A investigação de Lord Hughes de £ 8,3 milhões evitou grandes críticas ao estado britânico na forma como lidou com Skripal, argumentando que não era razoável fornecer-lhe uma identidade completamente nova para evitar um ataque contra ele.
Embora Michael Mansfield KC, advogado da família de Sturgess, tenha sugerido que os serviços de segurança deveriam ter criado uma identidade completamente nova para Skripal para protegê-lo de ataques, o inquérito conclui que tal medida só teria sido razoável “se o risco para ele de assassinato em solo britânico fosse elevado, o que não era”.
Mas a família de Sturgess expressou “verdadeira preocupação” com a falta de recomendações no relatório, dizendo que isso os deixou com “uma série de perguntas sem resposta”.
Num comunicado, afirmaram: “O relatório de hoje não define publicamente como os riscos que levaram à morte de Dawn serão evitados no futuro. Não foi realizada uma avaliação de risco adequada para Skripal, mas não foram implementadas medidas de proteção. Esta é uma preocupação séria, para nós agora e para o futuro.”
Acrescentaram: “O relatório de hoje deixou-nos algumas respostas, mas também uma série de perguntas sem resposta. Sempre quisemos garantir que o que aconteceu à Dawn não acontecesse a outros; que lições devem ser aprendidas; e que mudanças significativas devem ser feitas.
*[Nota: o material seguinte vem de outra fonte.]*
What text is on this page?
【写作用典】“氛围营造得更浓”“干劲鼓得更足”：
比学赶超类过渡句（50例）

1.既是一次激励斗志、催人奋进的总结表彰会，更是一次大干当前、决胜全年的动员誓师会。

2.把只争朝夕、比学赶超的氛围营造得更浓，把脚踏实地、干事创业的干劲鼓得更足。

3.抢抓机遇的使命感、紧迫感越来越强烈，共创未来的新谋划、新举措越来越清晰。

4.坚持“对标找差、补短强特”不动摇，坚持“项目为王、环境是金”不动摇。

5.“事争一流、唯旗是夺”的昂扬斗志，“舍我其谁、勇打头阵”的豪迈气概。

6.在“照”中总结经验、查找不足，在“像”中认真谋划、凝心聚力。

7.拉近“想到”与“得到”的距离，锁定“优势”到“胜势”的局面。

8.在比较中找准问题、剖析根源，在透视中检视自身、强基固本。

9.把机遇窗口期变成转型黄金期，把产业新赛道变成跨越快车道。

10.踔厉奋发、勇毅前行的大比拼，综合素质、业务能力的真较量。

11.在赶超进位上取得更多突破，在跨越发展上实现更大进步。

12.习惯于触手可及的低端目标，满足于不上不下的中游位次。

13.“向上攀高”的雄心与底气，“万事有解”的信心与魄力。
“O relatório de hoje não contém recomendações. É motivo de verdadeira preocupação. Deveria haver reflexão e mudança real.”
As sanções anunciadas pelo Ministério das Relações Exteriores na quinta-feira visam oito oficiais de inteligência militar cibernética por trabalharem para o GRU, que foi responsável por operações cibernéticas contra a Sra. Skripal com malware X-Agent e, cinco anos depois, pela tentativa de assassinato dela e de seu pai em solo britânico.
Três outros agentes do GRU foram designados para orquestrar conspirações noutros locais da Europa, incluindo o planeamento de um ataque terrorista a supermercados ucranianos.
Num comunicado, o primeiro-ministro disse que as conclusões do relatório são um “grave lembrete do desrespeito do Kremlin pelas vidas inocentes”.
“A morte desnecessária de Dawn foi uma tragédia e será sempre um lembrete da agressão imprudente da Rússia. Meus pensamentos estão com sua família e entes queridos”, disse ele.
A investigação descobriu que os Skripals adoeceram na tarde de 4 de março de 2018, após almoçarem em uma filial da Zizzi em Salisbury. Eles apresentaram sintomas compatíveis tanto com envenenamento por agentes nervosos ou organofosforados quanto com overdose de opiáceos.
Os paramédicos trataram o Sr. Skripal com um medicamento antiopioide, que não teve efeito. Referindo-se aos cuidados médicos que Sturgess recebeu, Lord Hughes disse que nenhum tratamento “poderia realmente ter salvado a sua vida”.
O inquérito ouviu anteriormente que 87 pessoas foram internadas no pronto-socorro depois que Novichok foi descartado em um frasco de perfume Nina Ricci.
A Rússia negou anteriormente qualquer envolvimento no ataque aos Skripals.